Originally published at Barron’s | May 1, 2020
Stay-at-home orders are “fascist” and “not democratic.” At least, that’s according to Tesla CEO Elon Musk, who railed against the orders Wednesday on a conference call to discuss his company’s results.
Tesla makes a range of cool cars and trucks. They are sleek, stylish, powerful, and green. The company is the creation of one of the 21st century’s most renowned entrepreneurs. Musk is an engineer by training and a serial entrepreneur who, in addition to running Tesla, has founded a web software company, an online payments company, and a venture aimed at making space travel possible for anyone.
No doubt, Musk is ambitious, creative, and wildly successful. But that does not qualify him as an expert on either democracy or epidemiology. Since he has chosen to opine publicly, he should be prepared for corrections.
Let’s start with democracy. The United States is a representative democracy. In the U.S., citizens elect their representatives at all levels of government—local, state, and federal. Those elected representatives either pass new laws or, working within the confines of the constitution, execute existing laws. Certain executives, above all the president and governors, have powers enshrined in the constitution, law, or legal precedent to make decisions that, by some, may be seen as infringement on their rights.
For example, the Trump administration has used executive orders for many reasons, among them restricting immigration, altering wildlife-conservation areas, and permitting the use of lead ammunition for hunting. None of those decisions required new legislation and some were seen as infringements on rights. Previous administrations have also frequently issued executive orders. Indeed, the prerogative extends back to George Washington. Article II of the Constitution provides the president with executive authority to determine how the law should be applied, and almost every president in history has used that power, with recent presidents—Democrat and Republican alike—resorting ever more frequently to executive orders to carry out policy.
Similarly, state governors are considered in the law to have executive authority, which can vary by state according to its constitution, legislative history, and tradition.
So, unless Musk believes the U.S. or state constitutions are themselves “fascist” or “not democratic,” many of the powers exercised by executive authority are fully compatible with U.S.-style representative and constitutional democracy. Musk is welcome to his opinion about executive orders and much else, as is his constitutional right. But if he feels executive authority has gone too far, he is within his rights to seek redress through the courts or to remove public officials in elections. Either approach would be democratic and surely not fascist.

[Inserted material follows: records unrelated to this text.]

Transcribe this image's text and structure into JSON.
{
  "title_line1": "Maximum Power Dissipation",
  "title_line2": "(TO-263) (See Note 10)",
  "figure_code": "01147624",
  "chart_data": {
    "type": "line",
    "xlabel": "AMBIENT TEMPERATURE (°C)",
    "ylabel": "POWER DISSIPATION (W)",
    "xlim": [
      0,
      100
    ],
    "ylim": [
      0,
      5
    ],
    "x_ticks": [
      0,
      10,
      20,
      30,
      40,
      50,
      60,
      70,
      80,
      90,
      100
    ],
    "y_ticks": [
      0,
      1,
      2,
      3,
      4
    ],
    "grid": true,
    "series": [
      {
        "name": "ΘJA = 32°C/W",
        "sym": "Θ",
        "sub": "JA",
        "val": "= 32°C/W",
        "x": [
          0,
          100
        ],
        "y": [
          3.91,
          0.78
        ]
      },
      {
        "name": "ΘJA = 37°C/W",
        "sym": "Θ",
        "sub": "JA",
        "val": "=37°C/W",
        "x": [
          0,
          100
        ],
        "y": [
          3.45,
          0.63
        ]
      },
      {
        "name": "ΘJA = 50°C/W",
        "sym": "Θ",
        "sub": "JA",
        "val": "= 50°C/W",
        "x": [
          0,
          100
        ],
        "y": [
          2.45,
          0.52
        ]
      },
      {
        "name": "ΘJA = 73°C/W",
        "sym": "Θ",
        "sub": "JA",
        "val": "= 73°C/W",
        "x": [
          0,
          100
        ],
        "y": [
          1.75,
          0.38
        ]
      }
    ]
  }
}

But if all Elon Musk had done in his tirade this week was reveal his ignorance of law and history, that could be easily overlooked as another example of why wealth and wisdom seldom are found in the same person.
Rather, the most dangerous aspect of his remarks was his assertion that free will trumps all. “Give people back their goddamn freedom,” he said. But your right to swing your fist ends at my nose, to paraphrase a line attributed to former U.S. Supreme Court Justice Oliver Wendell Holmes. Or, in the context of the ongoing pandemic, you might say: Your right to freely associate and thereby risk your and other peoples’ lives by transmitting Covid-19 is limited by the rights of others to not be harmed by your actions.
It is the same as restricting the amount one can drink before driving. Or does Musk believe Tesla drivers should be able to motor off after more than a few?
Elon Musk received a bachelor’s degree in economics from the Wharton School at the University of Pennsylvania. Maybe he missed the lecture on externalities in economics, or he would have well understood the preceding paragraphs. It is not an infringement of personal liberty when society asks you to halt actions that put others at mortal risk.
Liberal thinking is foundational to modern democracy. Individual liberty resides at the heart of the U.S. Constitution and underpins our representative democracy. But liberal thinking is not the same as unbridled libertarianism. Absolutes are rare, above all in civil society. Liberty in democratic society has limitations. Unfortunately, successful, self-made people can be blinded by delusions of meritocratic free will, which is why, when it comes to organizing society’s affairs, entrepreneurs need not apply.